あれだけ勝負強かったMデムーロ騎手が、このような低い回収率になってしまった事は、非常に残念ですね。
ただ、騎手の成績というのは、ちょっとしたきっかけで大きく変動するので、また大舞台に強いMデムーロ騎手が戻ってきてくれることを願って、この記事も更新していきたいと思います。
▼▼では次に、Mデムーロ騎手のデータを、さらに期間を更新してチェックしてみましょう。
【Mデムーロ騎手。全レースデータ】2019~2022年。1816レース分析
勝率13%
連対率25%
複勝率38%
単勝回収率74%
複勝回収率77%
はい。
2019年からの3年強の、Mデムーロ騎手のデータは上記の通りです。
▼基本的には、前回の集計期間と数字はほとんど変わりませんが、回収率は少しアップしています。
上記回収率を、年度別に集計してみましょう。
2019年⇒単勝回収率56%・複勝回収率72%
2020年⇒単勝回収率73%・複勝回収率69%
2021年⇒単勝回収率92%・複勝回収率88%
2022年⇒単勝回収率74%・複勝回収率88%
はい。
年度別に見ていくと、Mデムーロ騎手は、2021年から復活傾向にあることがわかります。
▼では次に、重賞レースの戦績を見てみましょう。
【Mデムーロ騎手。重賞レースデータ】2019~2022年
2019年⇒単勝回収率17%・複勝回収率40%
2020年⇒単勝回収率76%・複勝回収率65%
2021年⇒単勝回収率169%・複勝回収率81%
2022年⇒単勝回収率73%・複勝回収率66%
はい。
重賞レースに限定してみても、やはり2021年の成績が突出していることがわかります。

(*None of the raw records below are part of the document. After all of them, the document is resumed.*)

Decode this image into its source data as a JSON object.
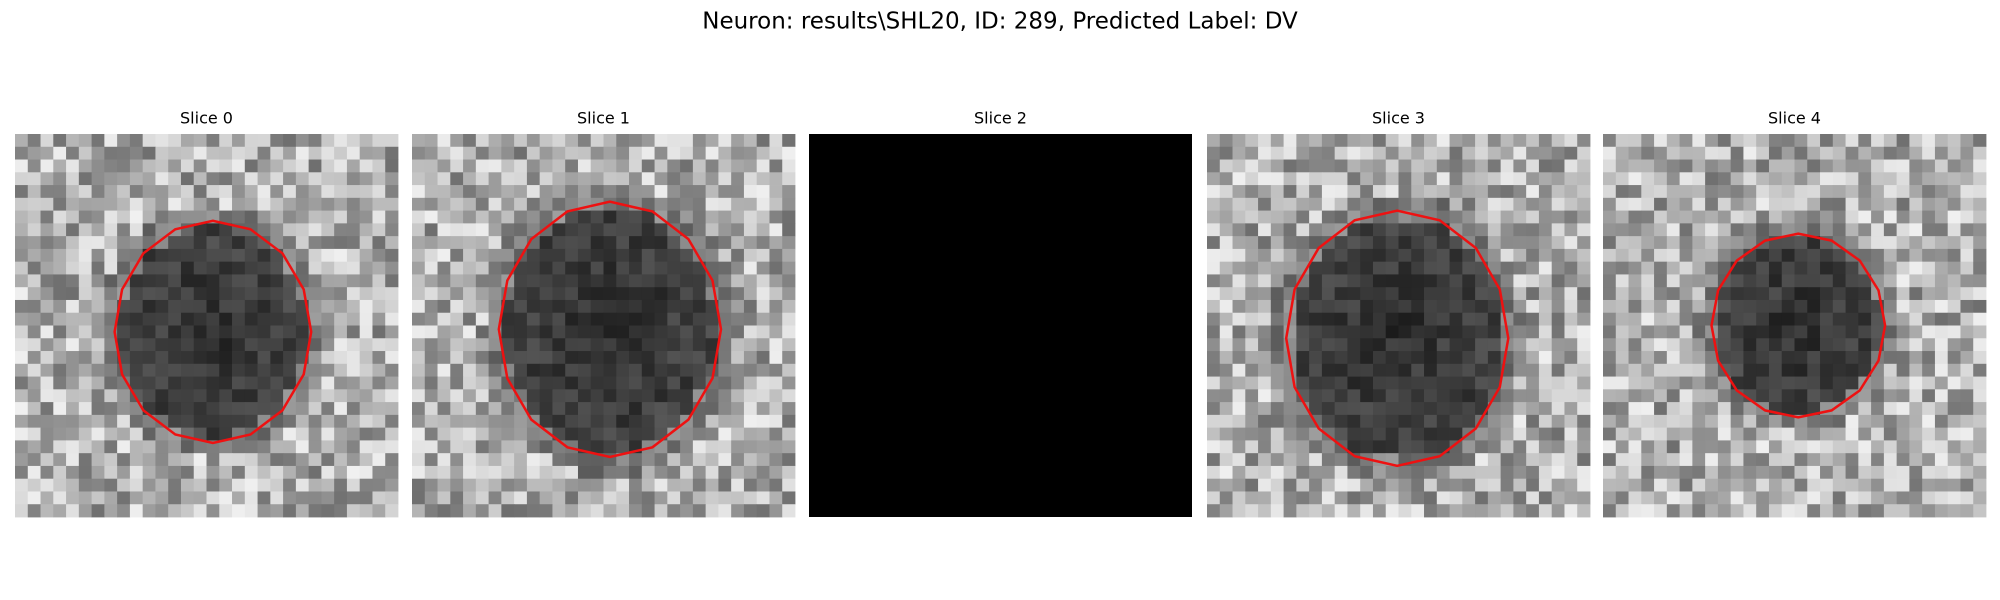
{
  "title": "Neuron: results\\SHL20, ID: 289, Predicted Label: DV",
  "panels": [
    {
      "title": "Slice 0"
    },
    {
      "title": "Slice 1"
    },
    {
      "title": "Slice 2"
    },
    {
      "title": "Slice 3"
    },
    {
      "title": "Slice 4"
    }
  ]
}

▼ここまで見てきた通り、Mデムーロ騎手は、2019年と2020年はスランプでしたが、2021年から復活傾向にあります。
成績的なムラが大きい騎手で、難しい部分もありますが、トレンドの波に乗れば大儲けできる騎手なので、常にその年の調子はチェックしておきたいところです。
▼では次に、彼の脚質別の成績を出してみましょう。
【Mデムーロ騎手。脚質別データ(全レース対象)】2019~2022年
逃げ⇒単勝回収率177%・複勝回収率135%
先行⇒単勝回収率88%・複勝回収率97%
差し⇒単勝回収率60%・複勝回収率68%
追い込み⇒単勝回収率35%・複勝回収率39%
マクリ⇒単勝回収率141%・複勝回収率116%
はい。
脚質別のデータは上記の通りになります。
▼まず、逃げた時の回収率が最も高いのは、Mデムーロ騎手だけでなく、ほとんどの騎手でそうなります。
競馬は先行した方が圧倒的に有利なので、ほとんどのデータケースでは、逃げ・先行の回収率が高くなるわけです。

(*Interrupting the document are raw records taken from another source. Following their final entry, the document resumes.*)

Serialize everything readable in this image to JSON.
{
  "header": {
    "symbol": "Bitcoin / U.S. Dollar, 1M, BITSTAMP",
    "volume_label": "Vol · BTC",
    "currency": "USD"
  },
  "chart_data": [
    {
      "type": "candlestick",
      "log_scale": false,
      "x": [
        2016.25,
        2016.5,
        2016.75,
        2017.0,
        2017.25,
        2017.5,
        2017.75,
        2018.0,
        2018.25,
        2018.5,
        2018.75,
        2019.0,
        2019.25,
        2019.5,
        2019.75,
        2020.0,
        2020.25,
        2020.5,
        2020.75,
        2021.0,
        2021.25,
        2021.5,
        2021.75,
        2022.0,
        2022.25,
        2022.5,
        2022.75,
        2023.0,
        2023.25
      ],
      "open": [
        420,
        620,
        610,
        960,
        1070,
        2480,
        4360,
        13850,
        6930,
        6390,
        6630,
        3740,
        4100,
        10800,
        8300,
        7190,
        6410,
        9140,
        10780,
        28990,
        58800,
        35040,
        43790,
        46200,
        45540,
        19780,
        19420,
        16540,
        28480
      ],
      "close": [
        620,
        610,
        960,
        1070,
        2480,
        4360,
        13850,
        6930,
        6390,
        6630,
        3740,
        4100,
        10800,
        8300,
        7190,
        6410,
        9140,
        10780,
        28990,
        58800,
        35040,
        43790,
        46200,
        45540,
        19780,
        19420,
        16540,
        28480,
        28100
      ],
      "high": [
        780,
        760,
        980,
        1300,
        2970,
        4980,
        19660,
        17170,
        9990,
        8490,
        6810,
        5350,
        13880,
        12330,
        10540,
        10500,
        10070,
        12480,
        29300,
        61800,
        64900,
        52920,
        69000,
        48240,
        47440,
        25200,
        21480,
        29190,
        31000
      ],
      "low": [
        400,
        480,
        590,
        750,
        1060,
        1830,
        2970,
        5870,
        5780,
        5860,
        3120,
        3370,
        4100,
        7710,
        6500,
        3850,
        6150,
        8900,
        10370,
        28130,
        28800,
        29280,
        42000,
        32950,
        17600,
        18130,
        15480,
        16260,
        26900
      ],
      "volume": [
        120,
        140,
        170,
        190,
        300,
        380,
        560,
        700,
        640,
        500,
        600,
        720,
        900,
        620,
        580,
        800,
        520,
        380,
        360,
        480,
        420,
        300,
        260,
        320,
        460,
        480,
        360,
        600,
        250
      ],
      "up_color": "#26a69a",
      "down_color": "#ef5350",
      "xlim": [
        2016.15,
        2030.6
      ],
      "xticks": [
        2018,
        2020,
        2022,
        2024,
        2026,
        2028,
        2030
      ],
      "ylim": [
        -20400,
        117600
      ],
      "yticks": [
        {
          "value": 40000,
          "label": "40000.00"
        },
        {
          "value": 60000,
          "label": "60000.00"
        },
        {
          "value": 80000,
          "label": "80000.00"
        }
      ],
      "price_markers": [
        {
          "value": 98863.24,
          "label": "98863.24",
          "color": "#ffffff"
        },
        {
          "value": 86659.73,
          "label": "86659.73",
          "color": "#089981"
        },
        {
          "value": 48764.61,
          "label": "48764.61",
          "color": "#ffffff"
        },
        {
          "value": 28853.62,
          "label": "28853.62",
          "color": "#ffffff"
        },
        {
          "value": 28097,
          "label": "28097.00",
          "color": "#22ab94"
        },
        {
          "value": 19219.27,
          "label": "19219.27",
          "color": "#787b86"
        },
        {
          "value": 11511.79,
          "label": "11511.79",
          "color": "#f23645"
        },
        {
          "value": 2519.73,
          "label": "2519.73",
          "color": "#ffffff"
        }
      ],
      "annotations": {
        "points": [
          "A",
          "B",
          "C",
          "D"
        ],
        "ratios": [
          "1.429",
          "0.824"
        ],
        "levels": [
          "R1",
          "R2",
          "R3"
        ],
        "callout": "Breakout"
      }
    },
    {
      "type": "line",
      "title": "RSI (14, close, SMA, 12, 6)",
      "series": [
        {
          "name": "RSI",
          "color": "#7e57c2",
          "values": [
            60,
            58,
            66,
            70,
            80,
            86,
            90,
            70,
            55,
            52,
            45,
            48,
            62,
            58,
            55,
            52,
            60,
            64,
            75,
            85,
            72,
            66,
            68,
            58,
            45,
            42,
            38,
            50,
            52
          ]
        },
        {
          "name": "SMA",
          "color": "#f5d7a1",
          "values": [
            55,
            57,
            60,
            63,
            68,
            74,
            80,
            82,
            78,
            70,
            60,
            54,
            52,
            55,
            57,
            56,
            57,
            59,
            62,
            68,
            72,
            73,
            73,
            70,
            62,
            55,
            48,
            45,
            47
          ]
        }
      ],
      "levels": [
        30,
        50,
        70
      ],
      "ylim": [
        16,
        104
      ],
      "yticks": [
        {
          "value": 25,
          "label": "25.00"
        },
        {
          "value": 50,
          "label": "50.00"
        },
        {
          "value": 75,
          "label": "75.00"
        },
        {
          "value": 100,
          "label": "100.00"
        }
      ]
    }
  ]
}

それに対して、差し・追い込みの回収率は低くなります。
なので、Mデムーロ騎手を狙う場合でも、逃げ・先行馬を中心に狙っていくと、回収率が高くなりやすいわけですね。
▼それともう1点、Mデムーロ騎手は、「マクリ」の回収率が非常に高くなっています。
マクリというのは、道中は後方にいて、途中から加速して、一気に先頭付近まで上がっていく乗り方です。
Mデムーロ騎手は、重賞レースでもマクリを打つことが多いので、よく見かけるかと思います。
Mデムーロ騎手は、このマクリの回収率がかなり高くなっているので、過去にマクっている馬に騎乗している時などは、要注意ですね。